The result was not a joke. The producers took it seriously. Season 2 has more gay content, per Diané’s own announcement to the Trek Talks audience. The show that couldn’t find enough viewers for a third season is ending with a second season that leaned further into the identity content the actors pushed for.
Starfleet Academy premiered January 15, 2026, to the lowest debut in Paramount+ history for a Star Trek series. NerdRotic’s livestream of a Spock action figure sitting in an empty chair beat the show’s YouTube premiere peak viewership in under three minutes. Paramount+ made the premiere video private after the embarrassment. The show never recovered its standing with the Trek fanbase, which had spent years watching the Kurtzman era systematically degrade the franchise’s storytelling in favor of progressive identity content. Starfleet Academy was, in many ways, the fullest expression of that project: a Star Trek show whose central premise was a diverse group of young cadets navigating identity and belonging, set so far in the future that no prior character or established lore could anchor it.
When Diané was asked about online hostility, he called Star Trek fans fools, “Whenever a fool approaches you and they’re yelling in your face looking for an argument, and you respond like this, from afar, you can’t tell which is the fool. So I learned that whenever fools are arguing with me, in person or on the internet, to respond with love, because that is my purpose and that’s what I want to spread.”
With him calling fans fools, and Picardo calling fans “trolls,” it’s pretty obvious why the fanbase turned so hostile against this show. Even if it was a better production, which it was not, that kind of entitled attitude would make even the most patient person sour.

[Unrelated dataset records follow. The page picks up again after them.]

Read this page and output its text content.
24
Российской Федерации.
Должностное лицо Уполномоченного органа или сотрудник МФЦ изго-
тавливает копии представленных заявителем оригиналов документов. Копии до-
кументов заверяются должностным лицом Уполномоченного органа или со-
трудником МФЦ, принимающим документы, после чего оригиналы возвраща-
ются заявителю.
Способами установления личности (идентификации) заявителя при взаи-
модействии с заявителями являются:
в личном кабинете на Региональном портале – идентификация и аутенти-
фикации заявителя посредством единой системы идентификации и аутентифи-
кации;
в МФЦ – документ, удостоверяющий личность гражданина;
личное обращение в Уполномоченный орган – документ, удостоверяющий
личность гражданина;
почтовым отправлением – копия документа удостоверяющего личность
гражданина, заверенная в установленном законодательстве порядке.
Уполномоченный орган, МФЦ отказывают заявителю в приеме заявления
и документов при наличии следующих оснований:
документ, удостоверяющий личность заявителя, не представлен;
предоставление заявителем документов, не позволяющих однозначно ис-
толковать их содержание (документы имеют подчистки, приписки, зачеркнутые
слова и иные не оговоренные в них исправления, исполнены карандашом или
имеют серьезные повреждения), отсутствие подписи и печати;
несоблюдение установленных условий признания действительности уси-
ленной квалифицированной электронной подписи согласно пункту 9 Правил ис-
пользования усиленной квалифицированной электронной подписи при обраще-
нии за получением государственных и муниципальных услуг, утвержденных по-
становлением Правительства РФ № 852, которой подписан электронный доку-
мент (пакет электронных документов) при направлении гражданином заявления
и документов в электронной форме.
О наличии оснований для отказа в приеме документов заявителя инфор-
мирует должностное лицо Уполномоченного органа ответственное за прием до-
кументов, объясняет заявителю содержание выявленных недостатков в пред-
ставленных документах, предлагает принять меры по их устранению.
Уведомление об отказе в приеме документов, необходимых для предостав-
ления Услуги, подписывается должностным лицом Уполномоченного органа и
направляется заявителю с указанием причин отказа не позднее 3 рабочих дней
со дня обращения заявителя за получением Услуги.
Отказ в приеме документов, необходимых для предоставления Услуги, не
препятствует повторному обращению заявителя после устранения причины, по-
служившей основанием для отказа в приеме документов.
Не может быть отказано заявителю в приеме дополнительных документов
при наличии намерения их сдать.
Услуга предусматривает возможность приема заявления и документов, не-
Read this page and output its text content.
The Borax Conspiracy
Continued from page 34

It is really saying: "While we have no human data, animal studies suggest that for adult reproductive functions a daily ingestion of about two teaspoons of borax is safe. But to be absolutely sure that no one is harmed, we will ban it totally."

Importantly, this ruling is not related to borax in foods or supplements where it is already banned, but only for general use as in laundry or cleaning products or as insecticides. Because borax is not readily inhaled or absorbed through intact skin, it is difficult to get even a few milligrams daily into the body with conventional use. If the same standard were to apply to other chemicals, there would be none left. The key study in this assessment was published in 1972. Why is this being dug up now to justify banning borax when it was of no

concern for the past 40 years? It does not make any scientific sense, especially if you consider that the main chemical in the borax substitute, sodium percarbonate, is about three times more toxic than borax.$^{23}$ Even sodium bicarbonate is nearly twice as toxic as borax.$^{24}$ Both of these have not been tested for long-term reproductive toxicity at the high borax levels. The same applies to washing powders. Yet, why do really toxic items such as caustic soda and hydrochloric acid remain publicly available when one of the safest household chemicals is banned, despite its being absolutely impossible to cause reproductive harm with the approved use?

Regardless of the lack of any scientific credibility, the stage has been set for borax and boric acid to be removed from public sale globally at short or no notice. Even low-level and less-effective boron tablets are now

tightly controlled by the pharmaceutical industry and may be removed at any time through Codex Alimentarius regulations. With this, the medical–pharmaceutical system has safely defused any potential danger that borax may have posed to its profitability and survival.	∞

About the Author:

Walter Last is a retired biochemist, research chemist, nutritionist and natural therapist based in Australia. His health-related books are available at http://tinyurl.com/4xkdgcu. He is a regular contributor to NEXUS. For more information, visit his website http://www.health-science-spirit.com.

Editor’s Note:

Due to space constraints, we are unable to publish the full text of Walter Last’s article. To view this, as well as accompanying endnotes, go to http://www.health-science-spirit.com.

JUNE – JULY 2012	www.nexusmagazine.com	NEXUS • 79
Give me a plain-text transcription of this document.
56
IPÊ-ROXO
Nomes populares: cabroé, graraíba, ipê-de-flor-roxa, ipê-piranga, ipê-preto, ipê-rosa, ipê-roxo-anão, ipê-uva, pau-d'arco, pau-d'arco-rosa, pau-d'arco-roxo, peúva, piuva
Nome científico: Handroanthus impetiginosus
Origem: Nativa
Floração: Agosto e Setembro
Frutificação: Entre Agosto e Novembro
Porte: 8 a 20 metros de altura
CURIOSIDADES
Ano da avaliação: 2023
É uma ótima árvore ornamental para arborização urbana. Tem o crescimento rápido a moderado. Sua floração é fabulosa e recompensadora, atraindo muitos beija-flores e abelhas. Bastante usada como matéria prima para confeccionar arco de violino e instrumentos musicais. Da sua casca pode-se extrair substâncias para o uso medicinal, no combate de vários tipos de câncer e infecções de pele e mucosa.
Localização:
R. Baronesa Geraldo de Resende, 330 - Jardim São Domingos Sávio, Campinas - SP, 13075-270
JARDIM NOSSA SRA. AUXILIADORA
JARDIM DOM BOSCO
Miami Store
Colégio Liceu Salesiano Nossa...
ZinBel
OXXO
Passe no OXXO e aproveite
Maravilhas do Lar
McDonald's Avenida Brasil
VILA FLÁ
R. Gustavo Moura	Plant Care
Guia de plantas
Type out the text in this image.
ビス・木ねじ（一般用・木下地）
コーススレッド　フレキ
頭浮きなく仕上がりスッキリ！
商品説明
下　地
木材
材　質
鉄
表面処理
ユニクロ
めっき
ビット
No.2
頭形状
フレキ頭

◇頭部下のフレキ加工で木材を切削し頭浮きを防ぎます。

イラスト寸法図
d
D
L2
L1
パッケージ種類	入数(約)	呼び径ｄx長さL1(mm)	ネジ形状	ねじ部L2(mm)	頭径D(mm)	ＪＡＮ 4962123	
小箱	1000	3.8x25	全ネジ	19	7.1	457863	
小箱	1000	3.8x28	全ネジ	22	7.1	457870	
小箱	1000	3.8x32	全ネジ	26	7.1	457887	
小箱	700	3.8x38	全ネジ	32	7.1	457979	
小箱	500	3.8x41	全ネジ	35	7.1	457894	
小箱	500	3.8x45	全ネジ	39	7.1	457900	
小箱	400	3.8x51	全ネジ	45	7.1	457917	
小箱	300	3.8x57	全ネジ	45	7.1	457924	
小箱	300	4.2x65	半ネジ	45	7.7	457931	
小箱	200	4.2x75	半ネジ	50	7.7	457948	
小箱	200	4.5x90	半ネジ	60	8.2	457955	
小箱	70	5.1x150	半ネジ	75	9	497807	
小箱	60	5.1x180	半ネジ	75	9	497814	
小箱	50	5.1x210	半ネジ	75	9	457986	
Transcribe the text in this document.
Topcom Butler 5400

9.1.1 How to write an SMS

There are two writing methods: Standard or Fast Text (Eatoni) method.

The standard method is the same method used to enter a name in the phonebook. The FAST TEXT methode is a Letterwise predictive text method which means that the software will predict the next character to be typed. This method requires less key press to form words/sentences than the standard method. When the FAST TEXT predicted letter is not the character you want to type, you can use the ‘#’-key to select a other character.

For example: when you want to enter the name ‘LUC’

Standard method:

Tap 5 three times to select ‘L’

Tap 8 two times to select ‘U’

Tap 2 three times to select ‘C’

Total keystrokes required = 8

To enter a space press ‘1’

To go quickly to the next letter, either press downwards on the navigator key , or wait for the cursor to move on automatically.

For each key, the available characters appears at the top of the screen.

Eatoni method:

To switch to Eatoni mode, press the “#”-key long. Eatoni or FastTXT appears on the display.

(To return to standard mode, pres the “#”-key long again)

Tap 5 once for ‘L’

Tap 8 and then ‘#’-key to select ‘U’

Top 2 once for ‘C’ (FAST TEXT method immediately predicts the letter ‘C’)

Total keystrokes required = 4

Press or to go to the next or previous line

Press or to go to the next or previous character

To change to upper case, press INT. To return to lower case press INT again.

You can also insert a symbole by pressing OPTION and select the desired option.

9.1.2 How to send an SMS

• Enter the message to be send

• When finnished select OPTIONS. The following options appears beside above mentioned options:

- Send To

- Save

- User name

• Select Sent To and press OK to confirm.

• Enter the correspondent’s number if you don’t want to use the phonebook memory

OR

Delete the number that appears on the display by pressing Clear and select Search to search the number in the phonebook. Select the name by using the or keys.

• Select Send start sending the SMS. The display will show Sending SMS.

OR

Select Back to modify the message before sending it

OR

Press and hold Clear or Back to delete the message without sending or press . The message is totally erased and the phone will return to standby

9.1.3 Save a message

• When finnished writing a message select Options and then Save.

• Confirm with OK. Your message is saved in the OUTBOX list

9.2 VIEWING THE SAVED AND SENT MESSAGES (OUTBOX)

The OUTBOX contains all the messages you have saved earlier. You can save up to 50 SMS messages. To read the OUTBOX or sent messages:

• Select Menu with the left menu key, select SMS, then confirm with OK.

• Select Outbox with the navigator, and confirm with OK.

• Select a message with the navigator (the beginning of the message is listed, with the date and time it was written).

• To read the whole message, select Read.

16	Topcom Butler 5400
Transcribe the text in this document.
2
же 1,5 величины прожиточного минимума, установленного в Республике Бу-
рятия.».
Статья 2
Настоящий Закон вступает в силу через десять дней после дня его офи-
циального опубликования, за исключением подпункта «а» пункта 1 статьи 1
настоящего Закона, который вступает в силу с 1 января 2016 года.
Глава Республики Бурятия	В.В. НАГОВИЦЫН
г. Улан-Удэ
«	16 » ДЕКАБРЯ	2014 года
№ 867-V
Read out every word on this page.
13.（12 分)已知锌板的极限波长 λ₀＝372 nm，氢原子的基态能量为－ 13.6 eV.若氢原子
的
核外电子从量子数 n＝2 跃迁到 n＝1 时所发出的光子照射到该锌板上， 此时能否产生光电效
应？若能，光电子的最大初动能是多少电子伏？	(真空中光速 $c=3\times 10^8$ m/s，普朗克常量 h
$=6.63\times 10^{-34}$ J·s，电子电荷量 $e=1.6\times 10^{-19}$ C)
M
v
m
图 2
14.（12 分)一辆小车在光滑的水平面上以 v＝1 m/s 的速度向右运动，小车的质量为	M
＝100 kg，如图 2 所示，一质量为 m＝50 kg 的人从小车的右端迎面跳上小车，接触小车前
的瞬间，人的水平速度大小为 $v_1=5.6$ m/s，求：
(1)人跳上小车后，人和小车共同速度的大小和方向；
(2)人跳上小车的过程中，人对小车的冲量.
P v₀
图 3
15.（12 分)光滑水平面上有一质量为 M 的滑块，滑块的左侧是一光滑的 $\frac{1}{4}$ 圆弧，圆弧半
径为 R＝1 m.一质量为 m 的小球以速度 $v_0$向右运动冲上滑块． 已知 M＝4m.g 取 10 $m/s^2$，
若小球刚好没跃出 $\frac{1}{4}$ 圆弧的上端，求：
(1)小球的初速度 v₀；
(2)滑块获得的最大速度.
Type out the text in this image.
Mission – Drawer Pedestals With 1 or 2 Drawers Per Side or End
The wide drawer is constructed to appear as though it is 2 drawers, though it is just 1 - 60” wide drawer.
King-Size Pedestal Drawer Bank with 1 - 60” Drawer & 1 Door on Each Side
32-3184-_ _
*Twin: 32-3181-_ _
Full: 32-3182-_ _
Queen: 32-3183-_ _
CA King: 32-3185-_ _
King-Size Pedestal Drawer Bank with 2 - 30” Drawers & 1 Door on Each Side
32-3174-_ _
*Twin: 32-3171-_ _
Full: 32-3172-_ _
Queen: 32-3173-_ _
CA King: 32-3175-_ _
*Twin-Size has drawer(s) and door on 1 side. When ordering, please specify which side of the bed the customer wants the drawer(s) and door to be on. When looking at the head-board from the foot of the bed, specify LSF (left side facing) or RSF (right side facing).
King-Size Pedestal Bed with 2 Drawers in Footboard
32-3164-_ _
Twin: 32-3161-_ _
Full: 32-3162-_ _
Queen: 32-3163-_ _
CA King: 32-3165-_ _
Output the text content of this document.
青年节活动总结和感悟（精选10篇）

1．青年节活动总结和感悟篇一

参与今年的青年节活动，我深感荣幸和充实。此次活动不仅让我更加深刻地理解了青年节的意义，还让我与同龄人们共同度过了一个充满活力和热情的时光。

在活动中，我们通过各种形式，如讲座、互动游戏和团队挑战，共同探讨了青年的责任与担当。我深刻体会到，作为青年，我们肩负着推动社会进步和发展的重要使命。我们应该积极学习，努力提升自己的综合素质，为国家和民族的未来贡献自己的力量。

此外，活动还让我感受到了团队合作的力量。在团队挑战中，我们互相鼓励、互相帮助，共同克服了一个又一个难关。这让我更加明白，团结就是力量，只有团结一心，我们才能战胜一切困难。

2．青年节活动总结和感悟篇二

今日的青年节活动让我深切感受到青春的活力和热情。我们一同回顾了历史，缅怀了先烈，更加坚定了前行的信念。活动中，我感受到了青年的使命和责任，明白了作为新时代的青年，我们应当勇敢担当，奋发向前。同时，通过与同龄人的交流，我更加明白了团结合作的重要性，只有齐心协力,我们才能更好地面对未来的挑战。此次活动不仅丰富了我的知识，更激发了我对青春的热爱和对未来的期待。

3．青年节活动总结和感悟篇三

The show’s ending was announced before Season 2 airs. When asked what he imagined for Jay-Den had the series continued, Diané said: “What I imagined for the future? Wait and see because it happened. It’s easy too, actually. So there that goes. What I want for him is what you will see in the second season.”
Season 2 will have more gay content, by the star’s own description. It will also be the last season after poor ratings. Those two facts don’t require editorial commentary to make the point.